Solved! Go to Solution.
Hi @MAISKHADER,
I've put together the fuzzy matching workflow I would use which should give you what you want. You may need to tweak the actual settings but this will give you a comparison between the two (in this example including the debt levels in case these fluctuate, but you can simply remove them from the comparison field if you like).
What I've done is split the two sets to streams and given them an origin source (Source/Target) then concatenated the names with matching debts. These fields have then been fuzzy matched using characters and digits and the match score output as required:
I've attached the workflow for you to tweak as required.
Hope this helps.
Hello @mceleavey
I appreciate your help. Unfortunately, the previous workflow doesn't compare only on the same row. As for example, if we added another record with the ID "11" the result will be comparing the 11th record with the sixth too.
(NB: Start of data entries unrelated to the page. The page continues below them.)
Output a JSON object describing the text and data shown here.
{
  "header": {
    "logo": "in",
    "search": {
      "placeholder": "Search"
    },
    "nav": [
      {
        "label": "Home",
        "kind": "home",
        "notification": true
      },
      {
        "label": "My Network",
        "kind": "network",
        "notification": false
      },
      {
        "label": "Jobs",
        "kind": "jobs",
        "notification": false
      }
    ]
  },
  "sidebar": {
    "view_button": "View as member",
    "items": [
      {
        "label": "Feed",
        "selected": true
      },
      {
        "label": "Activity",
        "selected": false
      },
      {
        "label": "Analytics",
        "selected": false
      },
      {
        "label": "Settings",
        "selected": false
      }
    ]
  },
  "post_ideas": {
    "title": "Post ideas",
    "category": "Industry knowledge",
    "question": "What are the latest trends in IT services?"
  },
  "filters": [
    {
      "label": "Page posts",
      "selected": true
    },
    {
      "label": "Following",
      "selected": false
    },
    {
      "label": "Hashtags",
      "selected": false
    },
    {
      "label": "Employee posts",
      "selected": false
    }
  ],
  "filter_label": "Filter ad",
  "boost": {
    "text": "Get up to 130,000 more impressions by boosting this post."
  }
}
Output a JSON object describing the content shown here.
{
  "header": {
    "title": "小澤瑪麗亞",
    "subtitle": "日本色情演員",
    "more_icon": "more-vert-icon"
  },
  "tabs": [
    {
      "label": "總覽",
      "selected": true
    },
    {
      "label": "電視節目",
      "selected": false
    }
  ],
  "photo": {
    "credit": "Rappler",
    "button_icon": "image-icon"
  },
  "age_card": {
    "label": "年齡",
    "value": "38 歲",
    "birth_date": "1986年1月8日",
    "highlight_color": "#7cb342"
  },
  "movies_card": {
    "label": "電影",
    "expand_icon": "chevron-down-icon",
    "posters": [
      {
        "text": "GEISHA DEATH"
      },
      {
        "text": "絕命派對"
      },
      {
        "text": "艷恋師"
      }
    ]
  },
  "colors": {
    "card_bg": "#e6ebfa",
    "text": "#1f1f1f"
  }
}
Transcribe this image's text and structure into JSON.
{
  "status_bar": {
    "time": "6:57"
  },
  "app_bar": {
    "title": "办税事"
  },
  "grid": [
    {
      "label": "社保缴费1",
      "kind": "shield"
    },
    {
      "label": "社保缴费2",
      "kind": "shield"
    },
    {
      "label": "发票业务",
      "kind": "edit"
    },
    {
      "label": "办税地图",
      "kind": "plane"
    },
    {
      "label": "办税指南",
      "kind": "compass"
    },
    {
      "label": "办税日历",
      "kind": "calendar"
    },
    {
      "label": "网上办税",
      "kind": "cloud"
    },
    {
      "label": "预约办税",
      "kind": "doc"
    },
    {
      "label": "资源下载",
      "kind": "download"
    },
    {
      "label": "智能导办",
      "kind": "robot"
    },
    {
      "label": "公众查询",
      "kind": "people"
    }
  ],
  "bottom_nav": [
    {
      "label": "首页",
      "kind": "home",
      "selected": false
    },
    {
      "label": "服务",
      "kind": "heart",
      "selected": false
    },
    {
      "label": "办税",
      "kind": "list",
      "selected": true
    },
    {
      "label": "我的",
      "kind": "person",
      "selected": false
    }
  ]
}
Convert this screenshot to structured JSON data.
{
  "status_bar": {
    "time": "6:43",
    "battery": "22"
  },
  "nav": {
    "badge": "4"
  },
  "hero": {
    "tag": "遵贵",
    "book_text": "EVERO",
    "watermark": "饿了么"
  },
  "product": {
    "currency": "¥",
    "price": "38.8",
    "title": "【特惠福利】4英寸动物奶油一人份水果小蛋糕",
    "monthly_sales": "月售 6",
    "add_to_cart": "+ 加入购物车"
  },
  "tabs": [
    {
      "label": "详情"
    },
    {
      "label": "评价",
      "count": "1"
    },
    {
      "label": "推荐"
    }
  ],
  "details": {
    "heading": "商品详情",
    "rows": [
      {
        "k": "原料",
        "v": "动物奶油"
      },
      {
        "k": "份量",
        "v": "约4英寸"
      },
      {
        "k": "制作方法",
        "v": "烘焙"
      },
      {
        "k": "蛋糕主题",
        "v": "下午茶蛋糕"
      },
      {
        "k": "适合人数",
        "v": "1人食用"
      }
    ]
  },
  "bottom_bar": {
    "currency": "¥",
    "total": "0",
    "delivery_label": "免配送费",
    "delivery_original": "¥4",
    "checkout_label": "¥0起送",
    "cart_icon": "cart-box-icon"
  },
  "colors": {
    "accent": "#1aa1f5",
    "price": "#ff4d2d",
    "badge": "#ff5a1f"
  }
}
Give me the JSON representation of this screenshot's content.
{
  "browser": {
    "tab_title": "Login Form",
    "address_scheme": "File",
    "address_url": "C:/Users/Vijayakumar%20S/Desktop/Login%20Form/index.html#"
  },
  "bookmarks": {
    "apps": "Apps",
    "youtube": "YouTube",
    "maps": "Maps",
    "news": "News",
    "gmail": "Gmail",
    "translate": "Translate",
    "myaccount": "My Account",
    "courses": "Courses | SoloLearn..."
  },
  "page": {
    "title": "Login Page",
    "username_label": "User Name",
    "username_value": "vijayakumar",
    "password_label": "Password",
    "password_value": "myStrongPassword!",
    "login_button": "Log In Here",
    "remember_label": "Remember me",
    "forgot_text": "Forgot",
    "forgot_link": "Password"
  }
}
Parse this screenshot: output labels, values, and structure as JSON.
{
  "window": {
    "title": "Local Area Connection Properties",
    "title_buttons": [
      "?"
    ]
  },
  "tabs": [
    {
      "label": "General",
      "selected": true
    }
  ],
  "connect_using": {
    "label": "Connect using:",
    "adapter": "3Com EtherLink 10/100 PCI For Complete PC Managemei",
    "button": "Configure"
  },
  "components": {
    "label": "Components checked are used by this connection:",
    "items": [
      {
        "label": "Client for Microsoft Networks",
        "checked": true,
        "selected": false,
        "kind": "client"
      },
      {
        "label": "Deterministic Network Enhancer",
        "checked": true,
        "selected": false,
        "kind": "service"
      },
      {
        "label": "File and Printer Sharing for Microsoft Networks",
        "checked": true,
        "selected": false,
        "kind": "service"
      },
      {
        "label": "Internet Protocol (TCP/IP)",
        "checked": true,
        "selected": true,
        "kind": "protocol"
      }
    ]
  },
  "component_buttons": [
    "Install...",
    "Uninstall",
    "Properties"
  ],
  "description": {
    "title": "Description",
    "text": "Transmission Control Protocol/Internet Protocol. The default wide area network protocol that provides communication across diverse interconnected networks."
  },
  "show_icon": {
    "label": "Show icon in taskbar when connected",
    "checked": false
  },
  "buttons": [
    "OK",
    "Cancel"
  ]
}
My team found another workaround though that seems to be working fine. Explained in this picture:
I hope it is helpful.
Thanks alot.
An amazing workaround. Thanks a lot
I had a similar requirement, and wrote a couple of macros to do this, now posted on the public gallery.
One is "LevenshteinDistance", which works out the Levenshtein Distance between string fields on the same row, ie the number of edits required to change from one string to the other. (I also have an Optimal String Alignment version that accounts for transpositions, but not yet put that on the gallery).
The other macro is "JaroWinkler", which works out the Jaro Similarity, Jaro-Winkler Similarity and the Jaro-Winkler Distance. This give you score values for the level of similarity or difference between two strings, and you can then use those scores to decide what to do with your data.
If anyone uses these, I would appreciate feedback about any errors or problems encountered.
Super helpful workaround for row-level comparisons! Saves a great deal of processing as well
Thank you both